Some examples: Taiwan’s technology giant Foxconn, Apples contract manufacturer and also assembler for Sony, Nokia and other big brands, has signed a letter of intent to invest $1bn in new manufacturing plants in Indonesia to diversify its production away from China, where it presently employs some 1mn people. South Korea’s Samsung Electronics has also said it will expand its operations to Indonesia and soon start building a factory there to the detriment of its Chinese assemblers. The South Korean electronics giant was recently granted a licence to invest $1bn into a new smartphone and tablet manufacturing base in Vietnam, a country which has also seen substantial investment in manufacturing from Japan’s Mitsubishi in the recent past.

Toyota has been stepping up production in its plant in the Philippines and has said it will boost its presence in Indonesia with investments totalling $1.3bn until 2017. A new Toyota engine plant was opened in West Java earlier this year. India’s car maker Tata Motors has also decided to make Indonesia its manufacturing and distribution base for the region and move away from China.

Camera maker Nikon opened a factory in Laos last year.

Cambodia has emerged into the region’s textile manufacturing centre, with more than 85% of its exports made up of garments. The times when T-shirts were labelled “Made in China” are seemingly over.

Japan, South Korea, Taiwan and Singapore have been the heaviest investors in Southeast Asia and shifting factory work from China. The Middle East, having mainly a presence in Southeast Asia’s oil and gas industry, could follow suit with possible manufacturing investments.

Indonesia is currently the country pushing itself strongest as a low-cost manufacturing destination as an alternative to China. In the latest move, the government in Jakarta has been heavily promoting Central Java for investors, a province not far too from the capital but with clearly lower wages.
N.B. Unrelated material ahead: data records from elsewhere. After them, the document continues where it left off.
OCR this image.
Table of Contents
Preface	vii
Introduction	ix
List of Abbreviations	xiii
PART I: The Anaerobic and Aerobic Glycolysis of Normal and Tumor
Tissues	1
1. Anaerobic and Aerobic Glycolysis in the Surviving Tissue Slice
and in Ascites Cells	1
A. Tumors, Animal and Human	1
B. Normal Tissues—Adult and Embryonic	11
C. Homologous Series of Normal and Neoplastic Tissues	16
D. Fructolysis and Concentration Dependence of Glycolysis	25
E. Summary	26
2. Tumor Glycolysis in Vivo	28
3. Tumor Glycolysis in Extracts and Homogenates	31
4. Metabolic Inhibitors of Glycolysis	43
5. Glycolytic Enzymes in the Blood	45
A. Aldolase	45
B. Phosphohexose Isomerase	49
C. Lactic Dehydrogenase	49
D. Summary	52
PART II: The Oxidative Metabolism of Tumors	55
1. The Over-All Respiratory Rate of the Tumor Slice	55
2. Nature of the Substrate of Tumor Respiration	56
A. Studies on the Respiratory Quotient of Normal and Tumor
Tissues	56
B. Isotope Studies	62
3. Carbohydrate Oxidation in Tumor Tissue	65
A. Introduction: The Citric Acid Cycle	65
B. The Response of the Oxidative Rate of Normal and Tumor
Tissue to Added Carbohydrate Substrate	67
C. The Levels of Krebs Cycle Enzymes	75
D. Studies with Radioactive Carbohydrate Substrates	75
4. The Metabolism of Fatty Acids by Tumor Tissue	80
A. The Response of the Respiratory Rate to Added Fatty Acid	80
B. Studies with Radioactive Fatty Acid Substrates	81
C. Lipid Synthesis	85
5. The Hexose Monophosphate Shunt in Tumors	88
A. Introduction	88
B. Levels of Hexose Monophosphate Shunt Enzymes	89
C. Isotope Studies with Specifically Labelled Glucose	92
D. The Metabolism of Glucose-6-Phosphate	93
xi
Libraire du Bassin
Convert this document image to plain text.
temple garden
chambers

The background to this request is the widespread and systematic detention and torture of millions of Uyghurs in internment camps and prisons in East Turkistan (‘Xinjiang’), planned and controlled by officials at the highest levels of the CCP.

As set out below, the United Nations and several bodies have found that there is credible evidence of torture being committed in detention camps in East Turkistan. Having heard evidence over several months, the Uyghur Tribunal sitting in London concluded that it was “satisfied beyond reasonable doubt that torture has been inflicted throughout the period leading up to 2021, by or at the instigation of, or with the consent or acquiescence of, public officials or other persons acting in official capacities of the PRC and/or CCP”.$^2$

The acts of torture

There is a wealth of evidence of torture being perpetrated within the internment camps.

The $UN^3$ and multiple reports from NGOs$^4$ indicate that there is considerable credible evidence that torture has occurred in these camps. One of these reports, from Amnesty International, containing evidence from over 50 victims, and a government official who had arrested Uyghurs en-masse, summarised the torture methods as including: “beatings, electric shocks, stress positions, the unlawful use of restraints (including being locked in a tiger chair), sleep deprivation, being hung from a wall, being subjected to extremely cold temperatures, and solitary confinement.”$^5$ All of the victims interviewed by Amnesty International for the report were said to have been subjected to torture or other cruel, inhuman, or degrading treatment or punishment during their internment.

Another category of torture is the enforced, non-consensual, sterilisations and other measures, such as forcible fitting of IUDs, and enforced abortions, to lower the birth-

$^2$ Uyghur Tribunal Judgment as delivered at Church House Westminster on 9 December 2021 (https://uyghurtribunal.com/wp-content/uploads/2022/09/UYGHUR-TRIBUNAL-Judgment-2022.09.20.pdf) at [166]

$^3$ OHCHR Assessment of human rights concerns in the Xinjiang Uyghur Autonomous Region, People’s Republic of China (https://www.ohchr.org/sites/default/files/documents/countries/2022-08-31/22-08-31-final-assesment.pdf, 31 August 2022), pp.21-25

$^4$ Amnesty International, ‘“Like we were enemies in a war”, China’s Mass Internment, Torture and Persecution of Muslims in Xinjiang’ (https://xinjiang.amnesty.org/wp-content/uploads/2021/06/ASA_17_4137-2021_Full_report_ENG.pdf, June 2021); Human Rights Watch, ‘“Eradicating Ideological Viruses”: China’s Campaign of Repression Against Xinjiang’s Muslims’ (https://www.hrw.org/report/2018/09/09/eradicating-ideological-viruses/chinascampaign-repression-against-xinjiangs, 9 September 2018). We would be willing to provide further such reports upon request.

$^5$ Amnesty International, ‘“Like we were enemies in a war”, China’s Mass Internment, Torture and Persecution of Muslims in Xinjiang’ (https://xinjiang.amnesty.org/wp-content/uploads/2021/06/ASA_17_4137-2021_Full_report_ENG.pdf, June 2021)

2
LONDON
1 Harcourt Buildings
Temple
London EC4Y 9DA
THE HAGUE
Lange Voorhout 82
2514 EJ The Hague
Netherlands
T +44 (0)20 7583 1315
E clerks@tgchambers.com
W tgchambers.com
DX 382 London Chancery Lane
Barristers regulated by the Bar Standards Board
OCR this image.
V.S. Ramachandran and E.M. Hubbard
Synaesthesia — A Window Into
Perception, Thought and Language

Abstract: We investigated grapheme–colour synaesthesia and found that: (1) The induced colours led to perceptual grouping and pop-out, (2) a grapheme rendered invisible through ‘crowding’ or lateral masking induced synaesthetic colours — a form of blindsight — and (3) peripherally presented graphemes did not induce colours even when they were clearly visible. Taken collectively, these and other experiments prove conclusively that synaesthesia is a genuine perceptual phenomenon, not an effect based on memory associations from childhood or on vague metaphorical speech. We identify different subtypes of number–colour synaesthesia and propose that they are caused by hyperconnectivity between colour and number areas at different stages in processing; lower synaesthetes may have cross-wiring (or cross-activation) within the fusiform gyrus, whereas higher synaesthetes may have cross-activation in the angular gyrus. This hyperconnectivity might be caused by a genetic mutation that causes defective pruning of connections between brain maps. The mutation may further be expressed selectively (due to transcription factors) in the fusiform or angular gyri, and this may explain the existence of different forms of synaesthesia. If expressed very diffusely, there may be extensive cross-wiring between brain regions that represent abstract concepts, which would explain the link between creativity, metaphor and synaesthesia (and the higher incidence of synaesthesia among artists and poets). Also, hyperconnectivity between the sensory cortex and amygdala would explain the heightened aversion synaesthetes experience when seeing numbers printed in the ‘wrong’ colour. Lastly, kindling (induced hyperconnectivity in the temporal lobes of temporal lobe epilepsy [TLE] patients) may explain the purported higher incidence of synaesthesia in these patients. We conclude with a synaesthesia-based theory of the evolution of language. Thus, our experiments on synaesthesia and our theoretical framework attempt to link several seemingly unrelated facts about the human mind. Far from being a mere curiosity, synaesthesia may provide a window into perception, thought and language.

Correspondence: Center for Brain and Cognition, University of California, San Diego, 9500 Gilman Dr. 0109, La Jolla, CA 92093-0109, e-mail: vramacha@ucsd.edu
For example, unskilled workers in Central Java earn around $120 monthly, compared to around $330 in China. As for other countries, minimum wages in Vietnam are between $90 and $130 depending on the region, the Philippines starts with $140, Laos with $110, Cambodia’s dominant garment sector currently pays $80 per month for a worker, and wages for unskilled labourers in Myanmar can be as low as $60.

Another big draw for international investors in manufacturing in Southeast Asia is the upcoming common regional market, the Asean Economic Community (AEC), slated to come into effect by the end of 2015. The AEC will abolish intra-regional trade barriers and tariffs within the Association of Southeast Asian Nations, or Asean, and open a 600mn people market with a burgeoning middle class to unobstructed trade flows and where low-cost manufacturing is accompanied by continuous improvements in infrastructure.

With the huge untapped pool of labour in many parts of Southeast Asia, the region will remain one of the cheapest locations on the planet for manufacturing in the foreseeable future.